# Import Libraries
- requests to fetch the web page
- bs4 (Beautiful Soup) to scrape the table from the web page
- pandas to load the table in to a dataframe
- sklearn (scikit-learn) to fit the linear regression model and calculate its error
- matplotlib to visualize the model
- scipy to test the correlation

In [15]:
import math
import requests
from bs4 import BeautifulSoup
import pandas as pd
from sklearn import linear_model
from sklearn.metrics import mean_absolute_error
import matplotlib.pyplot as plt
from scipy.stats import pearsonr

# Understanding a Simple Weight Prediction Model
## Loading and Preparing the Data

**Load Webpage**

In [16]:
url = 'http://wiki.stat.ucla.edu/socr/index.php/SOCR_Data_Dinov_020108_HeightsWeights'
page = requests.get(url)

**Extract Content**

In [17]:
soup = BeautifulSoup(page.content, 'html.parser')
tbl = soup.find("table",{"class":"wikitable"})

**Convert to DataFrame**

In [18]:
height_weight_df = pd.read_html(str(tbl))[0][['Height(Inches)','Weight(Pounds)']]

**Count Records**

In [19]:
num_records = height_weight_df.shape[0]
print(num_records)

200


**Place in x and y variables**

In [20]:
height_weight_df
x = height_weight_df['Height(Inches)'].values.reshape(num_records, 1)
y = height_weight_df['Weight(Pounds)'].values.reshape(num_records, 1)

In [21]:
### Fitting a Linear Regression Model
model = linear_model.LinearRegression()
LR = model.fit(x,y)

**Generate Equation**

In [22]:
print("ŷ = " + str(model.intercept_[0]) + " + " + str(model.coef_.T[0][0]) + " x₁")

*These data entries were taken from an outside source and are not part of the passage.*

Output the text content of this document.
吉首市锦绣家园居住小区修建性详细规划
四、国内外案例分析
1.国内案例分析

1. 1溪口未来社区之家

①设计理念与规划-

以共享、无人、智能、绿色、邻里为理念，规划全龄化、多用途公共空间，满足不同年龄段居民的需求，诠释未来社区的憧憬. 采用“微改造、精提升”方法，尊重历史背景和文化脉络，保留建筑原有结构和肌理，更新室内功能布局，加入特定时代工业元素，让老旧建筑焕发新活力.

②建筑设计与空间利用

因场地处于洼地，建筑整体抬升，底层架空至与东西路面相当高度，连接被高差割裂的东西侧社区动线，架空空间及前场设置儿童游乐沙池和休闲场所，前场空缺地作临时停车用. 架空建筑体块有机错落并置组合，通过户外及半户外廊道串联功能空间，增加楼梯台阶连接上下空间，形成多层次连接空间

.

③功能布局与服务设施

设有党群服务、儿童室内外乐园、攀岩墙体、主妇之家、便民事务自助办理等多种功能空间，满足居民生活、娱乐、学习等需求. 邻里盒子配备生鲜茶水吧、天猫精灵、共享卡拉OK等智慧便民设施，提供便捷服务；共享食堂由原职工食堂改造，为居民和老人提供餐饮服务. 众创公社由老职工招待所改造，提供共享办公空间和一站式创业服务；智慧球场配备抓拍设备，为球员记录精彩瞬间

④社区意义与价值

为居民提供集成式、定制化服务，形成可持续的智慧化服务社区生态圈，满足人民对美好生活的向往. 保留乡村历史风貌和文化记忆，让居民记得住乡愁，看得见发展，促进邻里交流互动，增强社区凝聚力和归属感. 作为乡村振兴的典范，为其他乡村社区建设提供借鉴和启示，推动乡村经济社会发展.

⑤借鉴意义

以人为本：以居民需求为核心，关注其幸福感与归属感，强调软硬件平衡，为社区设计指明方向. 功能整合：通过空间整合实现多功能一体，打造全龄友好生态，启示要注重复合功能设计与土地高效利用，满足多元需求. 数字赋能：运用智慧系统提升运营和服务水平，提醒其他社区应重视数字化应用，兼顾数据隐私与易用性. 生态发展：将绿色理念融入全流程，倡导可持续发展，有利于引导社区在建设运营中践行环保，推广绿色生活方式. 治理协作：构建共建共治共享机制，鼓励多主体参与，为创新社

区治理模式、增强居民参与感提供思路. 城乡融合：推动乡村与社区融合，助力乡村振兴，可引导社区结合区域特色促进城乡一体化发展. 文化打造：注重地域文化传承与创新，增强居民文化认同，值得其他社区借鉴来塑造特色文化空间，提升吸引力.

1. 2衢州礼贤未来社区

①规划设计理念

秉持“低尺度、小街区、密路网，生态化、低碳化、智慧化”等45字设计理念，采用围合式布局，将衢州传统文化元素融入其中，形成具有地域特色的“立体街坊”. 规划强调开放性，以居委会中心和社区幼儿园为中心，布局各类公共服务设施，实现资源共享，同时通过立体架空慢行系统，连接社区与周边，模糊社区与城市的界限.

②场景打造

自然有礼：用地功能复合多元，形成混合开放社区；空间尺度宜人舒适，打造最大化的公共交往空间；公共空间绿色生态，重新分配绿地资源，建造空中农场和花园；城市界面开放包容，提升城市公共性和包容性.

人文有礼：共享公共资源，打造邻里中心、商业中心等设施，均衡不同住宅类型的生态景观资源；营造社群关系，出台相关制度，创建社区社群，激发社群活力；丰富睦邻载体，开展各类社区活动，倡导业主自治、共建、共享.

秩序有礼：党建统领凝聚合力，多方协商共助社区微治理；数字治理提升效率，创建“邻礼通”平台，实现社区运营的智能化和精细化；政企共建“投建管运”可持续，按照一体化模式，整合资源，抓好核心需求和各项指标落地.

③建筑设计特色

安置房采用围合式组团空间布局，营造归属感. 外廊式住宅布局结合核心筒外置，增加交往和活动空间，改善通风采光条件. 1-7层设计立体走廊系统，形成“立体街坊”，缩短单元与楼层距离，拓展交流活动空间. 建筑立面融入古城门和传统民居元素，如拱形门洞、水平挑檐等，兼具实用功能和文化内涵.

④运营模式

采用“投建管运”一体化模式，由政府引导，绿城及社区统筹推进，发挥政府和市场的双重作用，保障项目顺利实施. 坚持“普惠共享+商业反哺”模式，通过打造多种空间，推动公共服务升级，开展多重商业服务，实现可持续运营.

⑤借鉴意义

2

ŷ = -106.02770644878126 + 3.432676129271628 x₁


**Compute Mean Absolute Error**

In [23]:
y_pred = model.predict(x)
mae = mean_absolute_error(y, y_pred)
print(mae)

7.758737380388219


**Plot Regression Line ± Error**

In [None]:
plt.figure(figsize=(12,12))
plt.rcParams.update({'font.size': 16})
plt.scatter(x, y,  color='black')
plt.plot(x, y_pred, color='blue', linewidth=3)
plt.plot(x, y_pred + mae, color='lightgray')
plt.plot(x, y_pred - mae, color='lightgray')
plt.title('')
plt.xlabel('Height(Inches)')
plt.ylabel('Weight(Pounds)')
plt.grid(True)
plt.show()

**Calculate Pearsons Correlation Coefficient**

In [24]:
corr, pval = pearsonr(x[:,0], y[:,0])
print(corr)

0.5568647346122995


**Two-tailed p-value**

In [25]:
print(pval < 0.05)

True